Analyse : Les ministres du PJD ont-ils des difficultés à communiquer?

Analyse : Les ministres du PJD ont-ils des difficultés à communiquer?

Lahcen Daoudi ne décolère pas. Le ministre de l’enseignement supérieur, de la recherche scientifique et de la formation des cadres considère sinon qu’on lui fait un mauvais procès, du moins qu’on déforme ses propos sur son intention de «recentrer l’aide de l’Etat et ses bourses sur les étudiants qui en ont le plus besoin». Particulièrement remonté contre ceux qui se tiennent derrière ce qu’il n’est pas loin de considérer comme une cabale menée contre ses pourtant pertinentes propositions de taxer l’inscription aux universités, comme il est de règle quasiment partout dans le reste du monde, il explique qu’il ne comprend pas la levée de boucliers suscitée par ce qui n’est pas encore une proposition, mais simplement un constat. «En ma qualité de ministre de l’enseignement supérieur, je me devais de tirer la sonnette d’alarme et de placer mes propositions dans leur contexte avant de les présenter en Conseil de gouvernement où elles seront débattues», a-t-il déclaré récemment sur les antennes de l’une des deux chaînes de la télévision.
Lahcen Daoudi n’est pas le seul ministre du PJD à s’estimer incompris, peu avant lui, sur la même chaîne, Bassima Hakkaoui a défendu sa stratégie pour asseoir l’égalité genre, la parité et les autres droits des femmes. Curieusement, la seule femme du gouvernement n’est pas bien jugée par les femmes, pourtant ses alliées objectives. Leurs associations ne manquent pas une occasion de le lui dire lui tenant rigueur qui de ne pas prendre leur avis, qui de ne pas aller vite en besogne et qui encore de ne pas avoir de claire vision sur ce qu’il faut entreprendre.
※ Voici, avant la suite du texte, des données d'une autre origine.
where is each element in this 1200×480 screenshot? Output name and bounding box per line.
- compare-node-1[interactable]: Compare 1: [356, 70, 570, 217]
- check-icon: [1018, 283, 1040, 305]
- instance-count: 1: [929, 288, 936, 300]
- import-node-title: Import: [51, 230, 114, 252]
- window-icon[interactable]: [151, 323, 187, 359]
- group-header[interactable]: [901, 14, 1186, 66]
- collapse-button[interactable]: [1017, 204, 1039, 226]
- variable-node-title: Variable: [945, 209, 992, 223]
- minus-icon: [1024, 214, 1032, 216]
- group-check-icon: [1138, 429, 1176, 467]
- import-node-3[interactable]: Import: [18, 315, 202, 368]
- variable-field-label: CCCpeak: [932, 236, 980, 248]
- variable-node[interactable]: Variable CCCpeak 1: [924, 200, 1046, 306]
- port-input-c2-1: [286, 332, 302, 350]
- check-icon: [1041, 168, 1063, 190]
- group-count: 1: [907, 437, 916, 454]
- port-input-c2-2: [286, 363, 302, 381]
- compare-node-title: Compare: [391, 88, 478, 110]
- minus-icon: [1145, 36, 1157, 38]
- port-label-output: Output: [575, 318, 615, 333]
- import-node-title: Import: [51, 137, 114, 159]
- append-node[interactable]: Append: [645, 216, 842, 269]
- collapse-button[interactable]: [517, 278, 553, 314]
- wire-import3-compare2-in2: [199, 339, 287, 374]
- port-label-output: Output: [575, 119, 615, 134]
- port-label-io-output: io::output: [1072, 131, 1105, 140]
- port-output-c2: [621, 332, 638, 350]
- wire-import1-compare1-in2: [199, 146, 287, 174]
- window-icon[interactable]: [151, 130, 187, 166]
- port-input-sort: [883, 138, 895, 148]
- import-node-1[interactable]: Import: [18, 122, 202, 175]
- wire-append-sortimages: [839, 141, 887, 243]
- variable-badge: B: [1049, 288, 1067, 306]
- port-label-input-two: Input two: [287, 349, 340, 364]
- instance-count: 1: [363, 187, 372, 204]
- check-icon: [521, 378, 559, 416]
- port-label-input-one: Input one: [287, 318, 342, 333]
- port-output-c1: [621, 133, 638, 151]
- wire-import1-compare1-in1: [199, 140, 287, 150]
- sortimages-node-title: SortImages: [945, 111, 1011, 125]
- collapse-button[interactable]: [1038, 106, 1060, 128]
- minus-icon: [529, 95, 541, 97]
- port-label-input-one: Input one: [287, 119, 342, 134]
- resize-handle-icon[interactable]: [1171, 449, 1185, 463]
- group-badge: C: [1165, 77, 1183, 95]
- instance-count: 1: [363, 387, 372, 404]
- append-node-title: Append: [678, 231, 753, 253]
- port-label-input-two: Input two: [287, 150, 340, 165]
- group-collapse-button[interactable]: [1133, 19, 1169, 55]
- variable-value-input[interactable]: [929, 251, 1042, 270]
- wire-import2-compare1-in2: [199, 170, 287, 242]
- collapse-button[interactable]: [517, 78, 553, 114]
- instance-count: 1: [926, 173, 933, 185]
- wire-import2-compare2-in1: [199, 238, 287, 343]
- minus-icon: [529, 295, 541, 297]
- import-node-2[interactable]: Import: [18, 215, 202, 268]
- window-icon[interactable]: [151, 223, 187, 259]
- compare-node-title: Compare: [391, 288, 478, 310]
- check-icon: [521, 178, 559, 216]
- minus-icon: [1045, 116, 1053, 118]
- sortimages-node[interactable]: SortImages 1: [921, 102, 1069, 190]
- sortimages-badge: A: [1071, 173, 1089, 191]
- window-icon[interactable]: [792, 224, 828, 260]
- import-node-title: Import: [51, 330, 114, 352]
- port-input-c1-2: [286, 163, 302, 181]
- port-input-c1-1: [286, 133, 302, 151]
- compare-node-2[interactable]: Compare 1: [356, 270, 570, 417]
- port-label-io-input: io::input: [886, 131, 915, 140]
Cependant la ministre de la solidarité, de la femme, de la famille et du développement social est à peine moins bien lotie que Lahbib Choubani. Le ministre chargé des relations avec le Parlement et la société civile a, lui aussi, maille à partir avec ceux avec qui il est censé travailler la main dans la main : ces associations non gouvernementales qui n’en finissent pas de tirer à boulets rouges sur sa nouvelle proposition de contrat régissant les rapports entre l’Etat et la société civile. Il a dû expliquer que ce n’était qu’un projet et que la véritable proposition ne se fera qu’après discussions avec les partenaires et présentation en Conseil de gouvernement.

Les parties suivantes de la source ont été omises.